Allow me to conclude.

The euro area economic outlook is improving and downside risks are moderating. However, these positive signs should not distract from the need for firmer and higher structural economic growth.

In this context higher productivity growth is needed. And that productivity growth requires innovation. Structural reforms are essential to create a business environment that is conducive to innovation and a regulatory environment that adapts accordingly. Both national and European level initiatives can contribute to this effort.

If we want to make sure that our Economic and Monetary Union (EMU) thrives, we need to upgrade its institutional framework. This means that we should be ready to foster innovation wherever necessary, including in the functioning of EMU. In that spirit, I look forward to the debate that will be opened up by the upcoming European Commission reflection paper on deepening the Economic and Monetary Union.

Thank you for your attention. I am now at your disposal for questions.

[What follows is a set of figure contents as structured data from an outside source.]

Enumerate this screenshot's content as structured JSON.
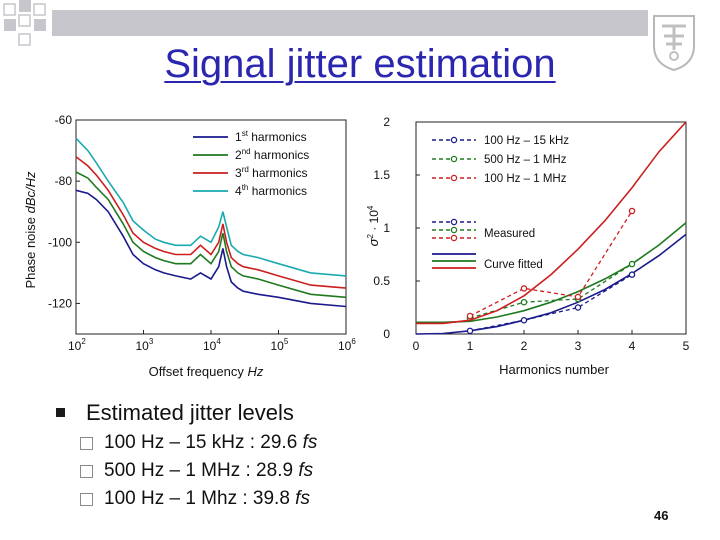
{
  "slide": {
    "title": "Signal jitter estimation",
    "page_number": "46"
  },
  "decor": {
    "corner_squares_color": "#c6c6cc",
    "top_bar_color": "#c6c6cc",
    "emblem_icon": "university-emblem-icon",
    "title_color": "#2b26b0"
  },
  "chart_data": [
    {
      "type": "line",
      "x_scale": "log",
      "xlim": [
        100,
        1000000
      ],
      "ylim": [
        -130,
        -60
      ],
      "x_ticks": [
        100,
        1000,
        10000,
        100000,
        1000000
      ],
      "x_tick_labels": [
        {
          "base": "10",
          "exp": "2"
        },
        {
          "base": "10",
          "exp": "3"
        },
        {
          "base": "10",
          "exp": "4"
        },
        {
          "base": "10",
          "exp": "5"
        },
        {
          "base": "10",
          "exp": "6"
        }
      ],
      "y_ticks": [
        -60,
        -80,
        -100,
        -120
      ],
      "y_tick_labels": [
        "-60",
        "-80",
        "-100",
        "-120"
      ],
      "xlabel": {
        "text": "Offset frequency ",
        "unit": "Hz"
      },
      "ylabel": {
        "text": "Phase noise ",
        "unit": "dBc/Hz"
      },
      "grid": false,
      "legend_position": "top-right",
      "series": [
        {
          "num": "1",
          "sup": "st",
          "rest": " harmonics",
          "color": "#1a1a8c",
          "x": [
            100,
            150,
            200,
            300,
            500,
            700,
            1000,
            1500,
            2000,
            3000,
            5000,
            7000,
            10000,
            13000,
            15000,
            17000,
            20000,
            25000,
            30000,
            50000,
            100000,
            300000,
            1000000
          ],
          "y": [
            -83,
            -84,
            -86,
            -90,
            -98,
            -104,
            -107,
            -109,
            -110,
            -111,
            -112,
            -110,
            -112,
            -108,
            -102,
            -108,
            -113,
            -115,
            -116,
            -117,
            -118,
            -120,
            -121
          ]
        },
        {
          "num": "2",
          "sup": "nd",
          "rest": " harmonics",
          "color": "#1f7a1f",
          "x": [
            100,
            150,
            200,
            300,
            500,
            700,
            1000,
            1500,
            2000,
            3000,
            5000,
            7000,
            10000,
            13000,
            15000,
            17000,
            20000,
            25000,
            30000,
            50000,
            100000,
            300000,
            1000000
          ],
          "y": [
            -77,
            -79,
            -82,
            -86,
            -94,
            -100,
            -103,
            -105,
            -106,
            -107,
            -107,
            -104,
            -107,
            -103,
            -97,
            -103,
            -108,
            -110,
            -111,
            -112,
            -114,
            -117,
            -118
          ]
        },
        {
          "num": "3",
          "sup": "rd",
          "rest": " harmonics",
          "color": "#cc1f1f",
          "x": [
            100,
            150,
            200,
            300,
            500,
            700,
            1000,
            1500,
            2000,
            3000,
            5000,
            7000,
            10000,
            13000,
            15000,
            17000,
            20000,
            25000,
            30000,
            50000,
            100000,
            300000,
            1000000
          ],
          "y": [
            -72,
            -75,
            -78,
            -83,
            -91,
            -97,
            -100,
            -102,
            -103,
            -104,
            -104,
            -101,
            -104,
            -100,
            -94,
            -100,
            -105,
            -107,
            -108,
            -109,
            -111,
            -114,
            -115
          ]
        },
        {
          "num": "4",
          "sup": "th",
          "rest": " harmonics",
          "color": "#1aaab0",
          "x": [
            100,
            150,
            200,
            300,
            500,
            700,
            1000,
            1500,
            2000,
            3000,
            5000,
            7000,
            10000,
            13000,
            15000,
            17000,
            20000,
            25000,
            30000,
            50000,
            100000,
            300000,
            1000000
          ],
          "y": [
            -66,
            -70,
            -74,
            -80,
            -87,
            -93,
            -96,
            -99,
            -100,
            -101,
            -101,
            -98,
            -100,
            -95,
            -90,
            -95,
            -101,
            -103,
            -104,
            -105,
            -107,
            -110,
            -111
          ]
        }
      ]
    },
    {
      "type": "line",
      "xlim": [
        0,
        5
      ],
      "ylim": [
        0,
        2
      ],
      "x_ticks": [
        0,
        1,
        2,
        3,
        4,
        5
      ],
      "x_tick_labels": [
        "0",
        "1",
        "2",
        "3",
        "4",
        "5"
      ],
      "y_ticks": [
        0,
        0.5,
        1,
        1.5,
        2
      ],
      "y_tick_labels": [
        "0",
        "0.5",
        "1",
        "1.5",
        "2"
      ],
      "xlabel": "Harmonics number",
      "ylabel": {
        "sigma": "σ",
        "sq": "2",
        "mult": " · 10",
        "exp": "4"
      },
      "grid": false,
      "legend_position": "top-left",
      "legend_measured_label": "Measured",
      "legend_fitted_label": "Curve fitted",
      "series": [
        {
          "name": "100 Hz – 15 kHz",
          "color": "#1a1a8c",
          "measured": {
            "x": [
              1,
              2,
              3,
              4
            ],
            "y": [
              0.03,
              0.13,
              0.25,
              0.56
            ]
          },
          "fitted": {
            "x": [
              0,
              0.5,
              1,
              1.5,
              2,
              2.5,
              3,
              3.5,
              4,
              4.5,
              5
            ],
            "y": [
              0,
              0.005,
              0.03,
              0.07,
              0.13,
              0.2,
              0.3,
              0.42,
              0.57,
              0.74,
              0.94
            ]
          }
        },
        {
          "name": "500 Hz – 1 MHz",
          "color": "#1f7a1f",
          "measured": {
            "x": [
              1,
              2,
              3,
              4
            ],
            "y": [
              0.15,
              0.3,
              0.33,
              0.66
            ]
          },
          "fitted": {
            "x": [
              0,
              0.5,
              1,
              1.5,
              2,
              2.5,
              3,
              3.5,
              4,
              4.5,
              5
            ],
            "y": [
              0.11,
              0.11,
              0.12,
              0.16,
              0.22,
              0.3,
              0.4,
              0.52,
              0.66,
              0.84,
              1.05
            ]
          }
        },
        {
          "name": "100 Hz – 1 MHz",
          "color": "#cc1f1f",
          "measured": {
            "x": [
              1,
              2,
              3,
              4
            ],
            "y": [
              0.17,
              0.43,
              0.35,
              1.16
            ]
          },
          "fitted": {
            "x": [
              0,
              0.5,
              1,
              1.5,
              2,
              2.5,
              3,
              3.5,
              4,
              4.5,
              5
            ],
            "y": [
              0.1,
              0.1,
              0.13,
              0.22,
              0.36,
              0.56,
              0.8,
              1.07,
              1.38,
              1.72,
              2.0
            ]
          }
        }
      ]
    }
  ],
  "bullets": {
    "main": "Estimated jitter levels",
    "items": [
      {
        "text": "100 Hz – 15 kHz : 29.6 ",
        "unit": "fs"
      },
      {
        "text": "500 Hz – 1 MHz  : 28.9 ",
        "unit": "fs"
      },
      {
        "text": "100 Hz – 1 Mhz  :  39.8 ",
        "unit": "fs"
      }
    ]
  }
}
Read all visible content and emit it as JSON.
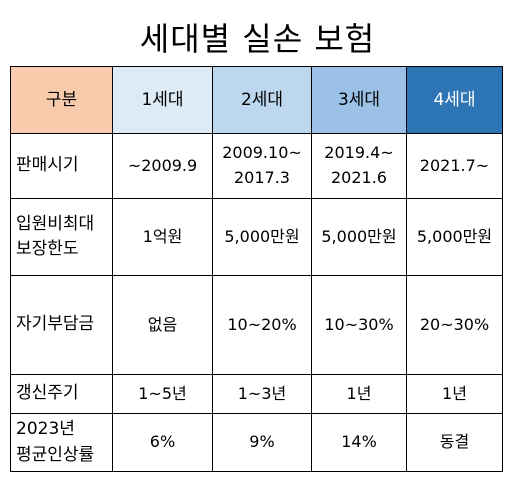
{
  "title": "세대별 실손 보험",
  "header": [
    "구분",
    "1세대",
    "2세대",
    "3세대",
    "4세대"
  ],
  "rows": [
    {
      "label": [
        "판매시기"
      ],
      "cells": [
        [
          "~2009.9"
        ],
        [
          "2009.10~",
          "2017.3"
        ],
        [
          "2019.4~",
          "2021.6"
        ],
        [
          "2021.7~"
        ]
      ]
    },
    {
      "label": [
        "입원비최대",
        "보장한도"
      ],
      "cells": [
        [
          "1억원"
        ],
        [
          "5,000만원"
        ],
        [
          "5,000만원"
        ],
        [
          "5,000만원"
        ]
      ]
    },
    {
      "label": [
        "자기부담금"
      ],
      "cells": [
        [
          "없음"
        ],
        [
          "10~20%"
        ],
        [
          "10~30%"
        ],
        [
          "20~30%"
        ]
      ]
    },
    {
      "label": [
        "갱신주기"
      ],
      "cells": [
        [
          "1~5년"
        ],
        [
          "1~3년"
        ],
        [
          "1년"
        ],
        [
          "1년"
        ]
      ]
    },
    {
      "label": [
        "2023년",
        "평균인상률"
      ],
      "cells": [
        [
          "6%"
        ],
        [
          "9%"
        ],
        [
          "14%"
        ],
        [
          "동결"
        ]
      ]
    }
  ],
  "colors": {
    "header_label_bg": "#f8cbad",
    "gen1_bg": "#ddebf7",
    "gen2_bg": "#bdd7ee",
    "gen3_bg": "#9bc2e6",
    "gen4_bg": "#2e75b6",
    "gen4_text": "#ffffff"
  }
}
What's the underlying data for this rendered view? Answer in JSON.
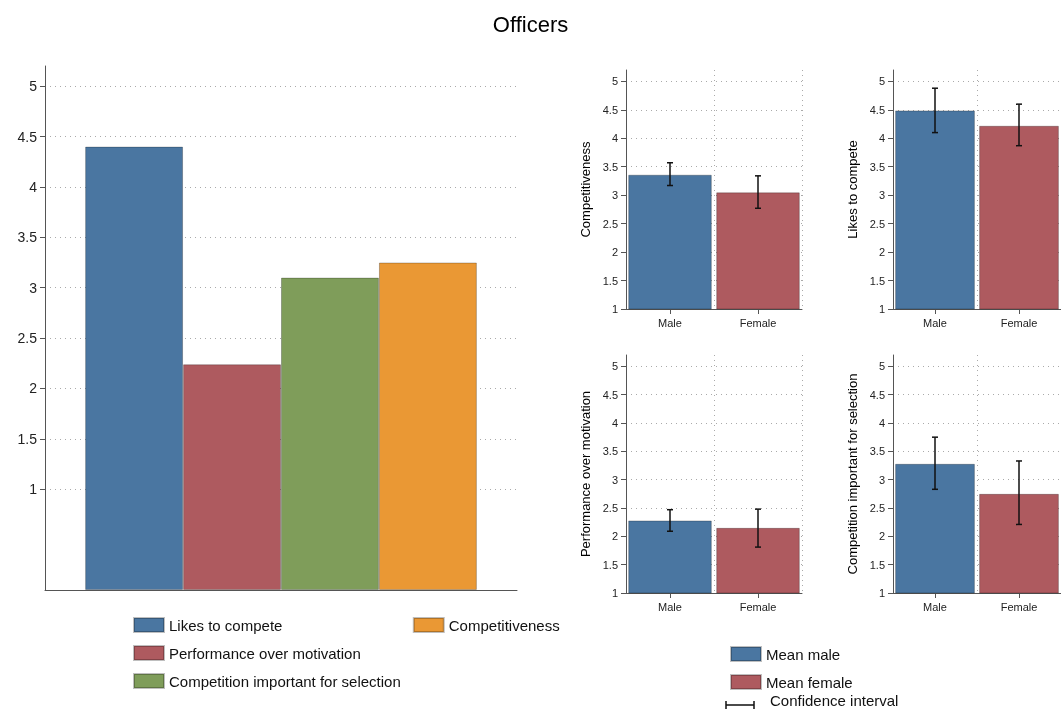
{
  "chart_data": [
    {
      "type": "bar",
      "title": "Officers",
      "categories": [
        null
      ],
      "series": [
        {
          "name": "Likes to compete",
          "color": "#4a76a1",
          "values": [
            4.4
          ]
        },
        {
          "name": "Performance over motivation",
          "color": "#ae5a5f",
          "values": [
            2.24
          ]
        },
        {
          "name": "Competition important for selection",
          "color": "#7f9d5a",
          "values": [
            3.1
          ]
        },
        {
          "name": "Competitiveness",
          "color": "#ea9834",
          "values": [
            3.25
          ]
        }
      ],
      "ylim": [
        0,
        5.2
      ],
      "yticks": [
        1,
        1.5,
        2,
        2.5,
        3,
        3.5,
        4,
        4.5,
        5
      ],
      "grid": "y",
      "legend": "bottom"
    },
    {
      "type": "bar",
      "ylabel": "Competitiveness",
      "categories": [
        "Male",
        "Female"
      ],
      "series": [
        {
          "color": "#4a76a1",
          "values": [
            3.36,
            null
          ],
          "errors": [
            [
              3.17,
              3.57
            ],
            null
          ]
        },
        {
          "color": "#ae5a5f",
          "values": [
            null,
            3.05
          ],
          "errors": [
            null,
            [
              2.77,
              3.34
            ]
          ]
        }
      ],
      "ylim": [
        1,
        5.2
      ],
      "yticks": [
        1,
        1.5,
        2,
        2.5,
        3,
        3.5,
        4,
        4.5,
        5
      ],
      "grid": true,
      "legend": false
    },
    {
      "type": "bar",
      "ylabel": "Likes to compete",
      "categories": [
        "Male",
        "Female"
      ],
      "series": [
        {
          "color": "#4a76a1",
          "values": [
            4.49,
            null
          ],
          "errors": [
            [
              4.1,
              4.88
            ],
            null
          ]
        },
        {
          "color": "#ae5a5f",
          "values": [
            null,
            4.22
          ],
          "errors": [
            null,
            [
              3.87,
              4.6
            ]
          ]
        }
      ],
      "ylim": [
        1,
        5.2
      ],
      "yticks": [
        1,
        1.5,
        2,
        2.5,
        3,
        3.5,
        4,
        4.5,
        5
      ],
      "grid": true,
      "legend": false
    },
    {
      "type": "bar",
      "ylabel": "Performance over motivation",
      "categories": [
        "Male",
        "Female"
      ],
      "series": [
        {
          "name": "Mean male",
          "color": "#4a76a1",
          "values": [
            2.28,
            null
          ],
          "errors": [
            [
              2.09,
              2.47
            ],
            null
          ]
        },
        {
          "name": "Mean female",
          "color": "#ae5a5f",
          "values": [
            null,
            2.15
          ],
          "errors": [
            null,
            [
              1.81,
              2.48
            ]
          ]
        }
      ],
      "ylim": [
        1,
        5.2
      ],
      "yticks": [
        1,
        1.5,
        2,
        2.5,
        3,
        3.5,
        4,
        4.5,
        5
      ],
      "grid": true,
      "legend": "bottom",
      "annotations": [
        "Confidence interval"
      ]
    },
    {
      "type": "bar",
      "ylabel": "Competition important for selection",
      "categories": [
        "Male",
        "Female"
      ],
      "series": [
        {
          "color": "#4a76a1",
          "values": [
            3.28,
            null
          ],
          "errors": [
            [
              2.83,
              3.75
            ],
            null
          ]
        },
        {
          "color": "#ae5a5f",
          "values": [
            null,
            2.75
          ],
          "errors": [
            null,
            [
              2.21,
              3.33
            ]
          ]
        }
      ],
      "ylim": [
        1,
        5.2
      ],
      "yticks": [
        1,
        1.5,
        2,
        2.5,
        3,
        3.5,
        4,
        4.5,
        5
      ],
      "grid": true,
      "legend": false
    }
  ]
}
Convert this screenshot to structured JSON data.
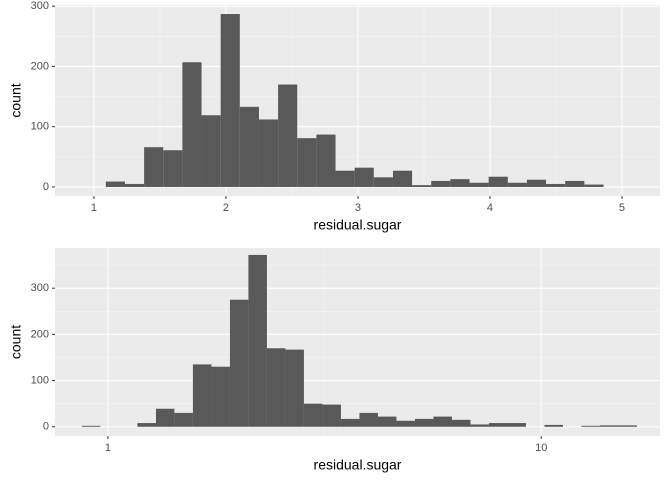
{
  "chart_data": [
    {
      "type": "histogram",
      "x_label": "residual.sugar",
      "y_label": "count",
      "color": "#595959",
      "grid": true,
      "log_x": false,
      "bins": [
        1.09,
        1.235,
        1.38,
        1.525,
        1.67,
        1.815,
        1.96,
        2.105,
        2.25,
        2.395,
        2.54,
        2.685,
        2.83,
        2.975,
        3.12,
        3.265,
        3.41,
        3.555,
        3.7,
        3.845,
        3.99,
        4.135,
        4.28,
        4.425,
        4.57,
        4.715,
        4.86
      ],
      "values": [
        9,
        5,
        66,
        61,
        207,
        119,
        287,
        133,
        112,
        170,
        81,
        87,
        27,
        32,
        16,
        27,
        3,
        10,
        13,
        7,
        17,
        7,
        12,
        5,
        10,
        4
      ],
      "xlim": [
        0.705,
        5.288
      ],
      "ylim": [
        -15,
        302
      ],
      "xticks": [
        1,
        2,
        3,
        4,
        5
      ],
      "yticks": [
        0,
        100,
        200,
        300
      ]
    },
    {
      "type": "histogram",
      "x_label": "residual.sugar",
      "y_label": "count",
      "color": "#595959",
      "grid": true,
      "log_x": true,
      "bins": [
        0.871,
        0.961,
        1.06,
        1.17,
        1.291,
        1.424,
        1.571,
        1.734,
        1.913,
        2.11,
        2.328,
        2.569,
        2.834,
        3.127,
        3.45,
        3.807,
        4.2,
        4.634,
        5.113,
        5.641,
        6.224,
        6.867,
        7.576,
        8.359,
        9.222,
        10.175,
        11.226,
        12.386,
        13.666,
        15.078,
        16.635
      ],
      "values": [
        2,
        0,
        0,
        8,
        39,
        30,
        135,
        130,
        275,
        372,
        170,
        167,
        50,
        48,
        17,
        30,
        22,
        13,
        17,
        22,
        15,
        5,
        8,
        8,
        0,
        4,
        0,
        2,
        3,
        3
      ],
      "xlim": [
        0.755,
        18.8
      ],
      "ylim": [
        -20,
        387
      ],
      "xticks": [
        1,
        10
      ],
      "yticks": [
        0,
        100,
        200,
        300
      ]
    }
  ]
}
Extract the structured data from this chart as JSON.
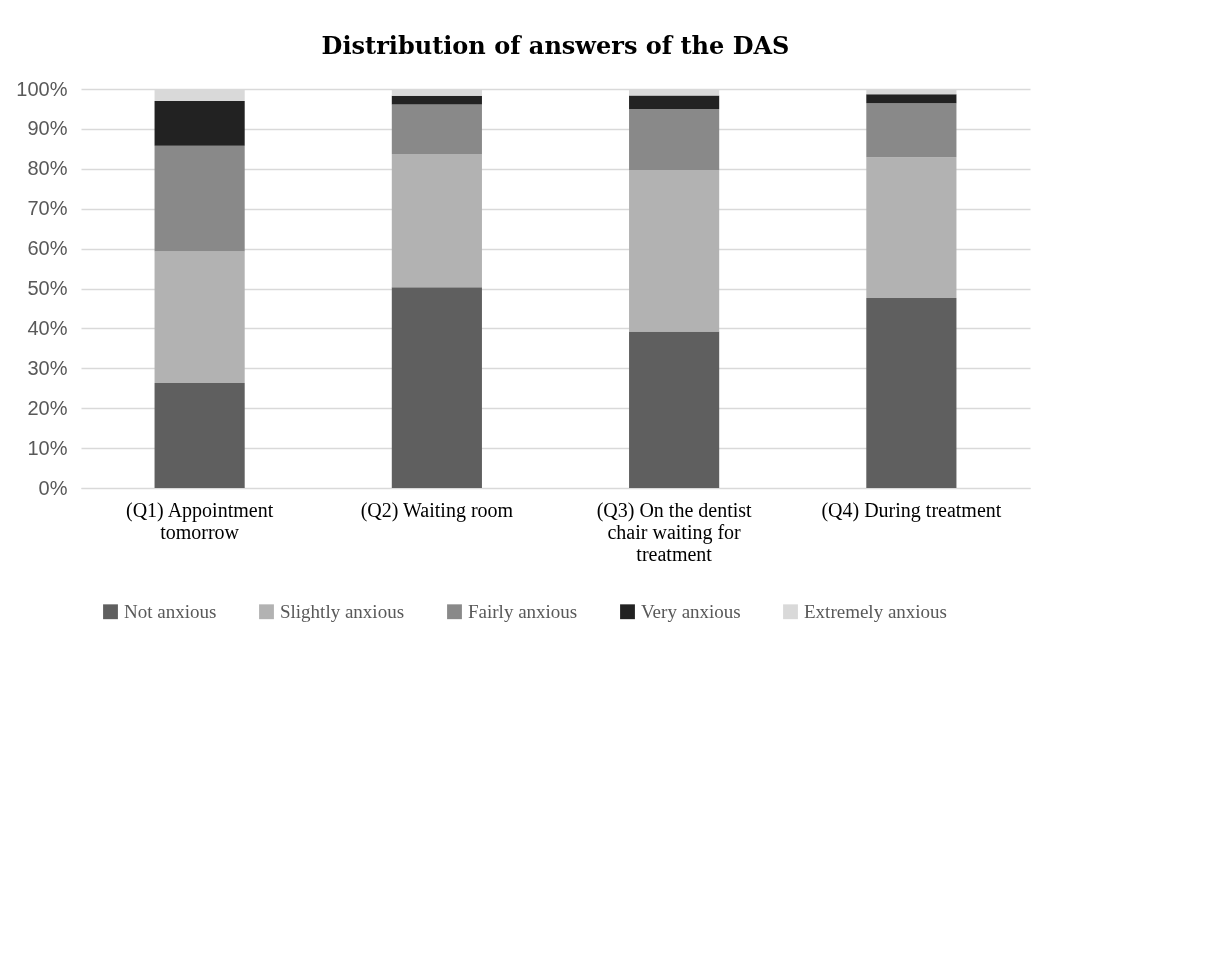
{
  "chart_data": {
    "type": "bar",
    "title": "Distribution of answers of the DAS",
    "stacked": true,
    "categories": [
      "(Q1) Appointment tomorrow",
      "(Q2) Waiting room",
      "(Q3) On the dentist chair waiting for treatment",
      "(Q4) During treatment"
    ],
    "series": [
      {
        "name": "Not anxious",
        "color": "#5f5f5f",
        "values": [
          26.3,
          50.3,
          39.2,
          47.6
        ]
      },
      {
        "name": "Slightly anxious",
        "color": "#b2b2b2",
        "values": [
          33.0,
          33.4,
          40.5,
          35.3
        ]
      },
      {
        "name": "Fairly anxious",
        "color": "#898989",
        "values": [
          26.5,
          12.4,
          15.3,
          13.5
        ]
      },
      {
        "name": "Very anxious",
        "color": "#222222",
        "values": [
          11.2,
          2.2,
          3.4,
          2.3
        ]
      },
      {
        "name": "Extremely anxious",
        "color": "#d9d9d9",
        "values": [
          3.0,
          1.7,
          1.6,
          1.3
        ]
      }
    ],
    "ylim": [
      0,
      100
    ],
    "yticks": [
      {
        "value": 0,
        "label": "0%"
      },
      {
        "value": 10,
        "label": "10%"
      },
      {
        "value": 20,
        "label": "20%"
      },
      {
        "value": 30,
        "label": "30%"
      },
      {
        "value": 40,
        "label": "40%"
      },
      {
        "value": 50,
        "label": "50%"
      },
      {
        "value": 60,
        "label": "60%"
      },
      {
        "value": 70,
        "label": "70%"
      },
      {
        "value": 80,
        "label": "80%"
      },
      {
        "value": 90,
        "label": "90%"
      },
      {
        "value": 100,
        "label": "100%"
      }
    ],
    "grid": "y",
    "legend": "bottom"
  }
}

1 See Addressing the causes of low interest rates, Introductory speech by Mario Draghi, President of the ECB,held at a panel on "The future of financial markets: A changing view of Asia" at the Annual Meeting of the Asian Development Bank, Frankfurt am Main, 2 May 2016.

2 The ECB Annual Report 2016 contains a special feature on distributed ledger technology.

3 The Eurosystem follows all pertinent developments in this field, mindful of the fact that the way they may be adopted by market participants will determine their impact on financial markets. DLT could, for example, facilitate the sharing of data among different‎ parties involved in processing a financial market transaction. ‎But it could also result in risk building up‎ outside regulated markets if it were used to disintermediate financial institutions‎. Moreover, the emergence of different DLT specifications could lead to fragmentation within the euro area payments system‎.

4 Fintech benefits small companies by allowing them to raise capital more cheaply, in the form of both debt and equity, while offering retail investors direct access to an asset class to which they would otherwise not have direct access. For instance, the development of fintech activities such as P2P lending, via numerous marketplace investment platforms targeting the provision of funds both to start-ups and more established small and medium-sized enterprises, may be a useful credit provision channel.

5 Cyberattacks can severely damage a bank's solvency and liquidity situation as they can affect its reputation and undermine customers' trust. Moreover, a cyberattack on the financial system could disrupt the interconnected and interdependent operational network and its critical nodes, and even ripple through the entire economy.

6 First, supervisors monitor cyber risk as part of their ongoing operational risk supervision. Second, various specific assessments have been made, such as the 2015 thematic review of cyber security risks or targeted on-site inspections. Last but not least, the ECB has initiated a reporting framework for significant cyber incidents that was implemented as a pilot scheme in 2016 and will be rolled out to all significant institutions in 2017.